Ceux-ci, sont les uns médiats, les autres immédiats, mais comme les premiers se ramènent aux seconds par l'intermédiaire des moyens termes de nos raisonnements, c'est sur la certitude des jugements immédiats que tout le travail de la philosophie critique doit se concentrer.

Or, lorsque l'intelligence humaine réfléchit sur ses jugements immédiats, elle a conscience qu'elle ne peut pas ne pas y adhérer.

Elle a donc conscience que le premier usage qu'elle fait de sa réflexion la place, non dans le doute, mais dans un état de certitude, determinatio mentis ad unum.

L'état initial de la raison, au moment même où elle considère réflexivement le problème de la science certaine, c'est donc la certitude.

Reste la recherche philosophique de la nature intime de cet état de certitude, l'analyse approfondie des causes de la certitude.
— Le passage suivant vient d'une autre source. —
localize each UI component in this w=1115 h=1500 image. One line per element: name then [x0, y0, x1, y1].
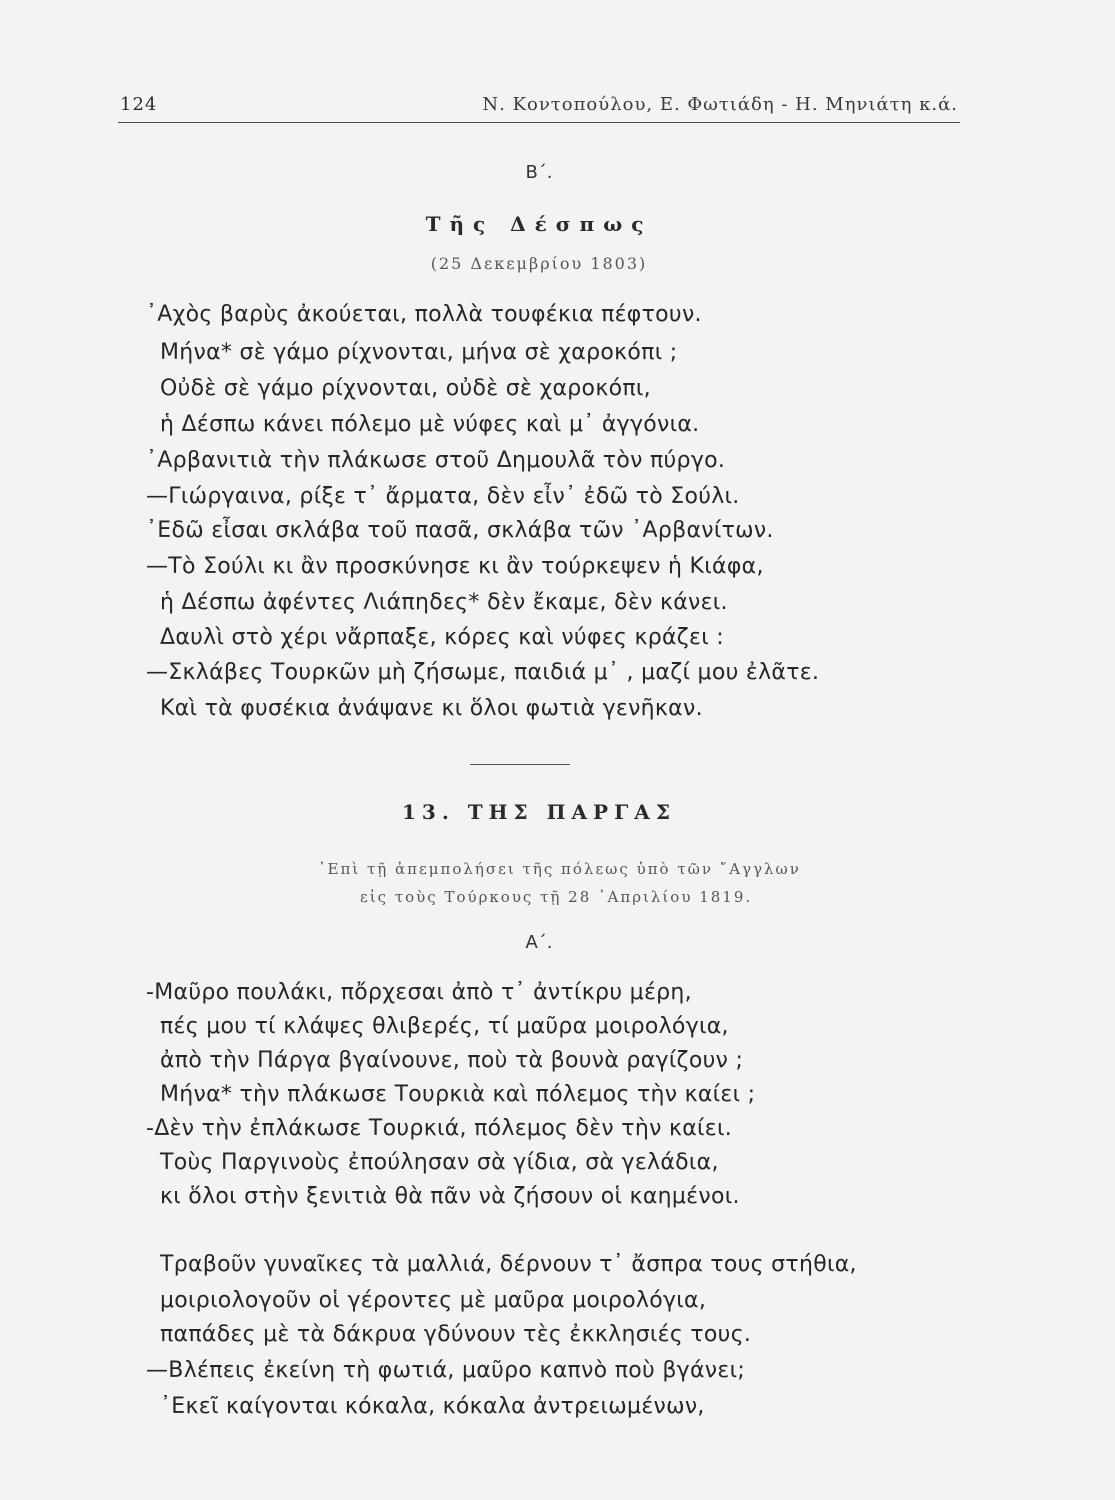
verse-line: ἡ Δέσπω ἀφέντες Λιάπηδες* δὲν ἔκαμε, δὲν κάνει.	[160, 590, 728, 615]
verse-line: -Δὲν τὴν ἐπλάκωσε Τουρκιά, πόλεμος δὲν τὴν καίει.	[146, 1116, 733, 1141]
verse-line: -Μαῦρο πουλάκι, πὄρχεσαι ἀπὸ τ᾿ ἀντίκρυ μέρη,	[146, 980, 692, 1005]
page-number: 124	[120, 94, 158, 115]
verse-line: —Γιώργαινα, ρίξε τ᾿ ἄρματα, δὲν εἶν᾿ ἐδῶ τὸ Σούλι.	[146, 484, 740, 509]
section-mark-a: Α΄.	[525, 932, 553, 953]
poem-date: (25 Δεκεμβρίου 1803)	[430, 254, 648, 273]
verse-line: Οὐδὲ σὲ γάμο ρίχνονται, οὐδὲ σὲ χαροκόπι,	[160, 376, 651, 401]
verse-line: ᾿Εκεῖ καίγονται κόκαλα, κόκαλα ἀντρειωμένων,	[160, 1394, 705, 1419]
running-head: Ν. Κοντοπούλου, Ε. Φωτιάδη - Η. Μηνιάτη κ.ά.	[482, 94, 958, 115]
section-mark-b: Β΄.	[525, 162, 553, 183]
song-subtitle: εἰς τοὺς Τούρκους τῇ 28 ᾿Απριλίου 1819.	[360, 888, 753, 906]
verse-line: —Τὸ Σούλι κι ἂν προσκύνησε κι ἂν τούρκεψεν ἡ Κιάφα,	[146, 554, 764, 579]
poem-title: Τῆς Δέσπως	[425, 212, 653, 236]
song-heading: 13. ΤΗΣ ΠΑΡΓΑΣ	[402, 800, 676, 824]
verse-line: Τραβοῦν γυναῖκες τὰ μαλλιά, δέρνουν τ᾿ ἄσπρα τους στήθια,	[160, 1252, 857, 1277]
verse-line: ᾿Αχὸς βαρὺς ἀκούεται, πολλὰ τουφέκια πέφτουν.	[146, 302, 702, 327]
verse-line: Δαυλὶ στὸ χέρι νἄρπαξε, κόρες καὶ νύφες κράζει :	[160, 625, 724, 650]
verse-line: Καὶ τὰ φυσέκια ἀνάψανε κι ὅλοι φωτιὰ γενῆκαν.	[160, 696, 703, 721]
verse-line: πές μου τί κλάψες θλιβερές, τί μαῦρα μοιρολόγια,	[160, 1014, 729, 1039]
verse-line: ᾿Αρβανιτιὰ τὴν πλάκωσε στοῦ Δημουλᾶ τὸν πύργο.	[146, 448, 726, 473]
song-subtitle: ᾿Επὶ τῇ ἀπεμπολήσει τῆς πόλεως ὑπὸ τῶν ῎Αγγλων	[318, 860, 801, 878]
verse-line: παπάδες μὲ τὰ δάκρυα γδύνουν τὲς ἐκκλησιές τους.	[160, 1322, 752, 1347]
verse-line: ἡ Δέσπω κάνει πόλεμο μὲ νύφες καὶ μ᾿ ἀγγόνια.	[160, 412, 700, 437]
verse-line: κι ὅλοι στὴν ξενιτιὰ θὰ πᾶν νὰ ζήσουν οἱ καημένοι.	[160, 1184, 740, 1209]
section-divider	[470, 764, 570, 765]
verse-line: ἀπὸ τὴν Πάργα βγαίνουνε, ποὺ τὰ βουνὰ ραγίζουν ;	[160, 1048, 744, 1073]
verse-line: Μήνα* σὲ γάμο ρίχνονται, μήνα σὲ χαροκόπι ;	[160, 340, 678, 365]
verse-line: —Βλέπεις ἐκείνη τὴ φωτιά, μαῦρο καπνὸ ποὺ βγάνει;	[146, 1358, 746, 1383]
verse-line: Τοὺς Παργινοὺς ἐπούλησαν σὰ γίδια, σὰ γελάδια,	[160, 1150, 719, 1175]
page-header	[118, 92, 960, 123]
verse-line: Μήνα* τὴν πλάκωσε Τουρκιὰ καὶ πόλεμος τὴν καίει ;	[160, 1082, 756, 1107]
verse-line: —Σκλάβες Τουρκῶν μὴ ζήσωμε, παιδιά μ᾿ , μαζί μου ἐλᾶτε.	[146, 660, 820, 685]
verse-line: ᾿Εδῶ εἶσαι σκλάβα τοῦ πασᾶ, σκλάβα τῶν ᾿Αρβανίτων.	[146, 518, 774, 543]
verse-line: μοιριολογοῦν οἱ γέροντες μὲ μαῦρα μοιρολόγια,	[160, 1288, 707, 1313]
L'état de certitude dans lequel se trouve l'esprit lorsqu'il énonce des jugements immédiats et que, de ceux-ci il passe logiquement à des jugements médiats, a-t-il pour cause adéquate la constitution du sujet pensant? Si oui, le subjectivisme est justifié au tribunal de la réflexion et finalement c'est le scepticisme qui a raison.

Ou bien, l'état de certitude est-il dépendant d'une influence objective, de façon que l'intelligence peut rester en suspens aussi longtemps que cette influence n'agit pas sur elle pour la déterminer à l'adhésion?

S'il en est ainsi, la certitude est objective et, de la conscience que nous avons d'avoir des connaissances objectivement certaines, il est permis d'inférer que la raison humaine est apte à connaître la vérité.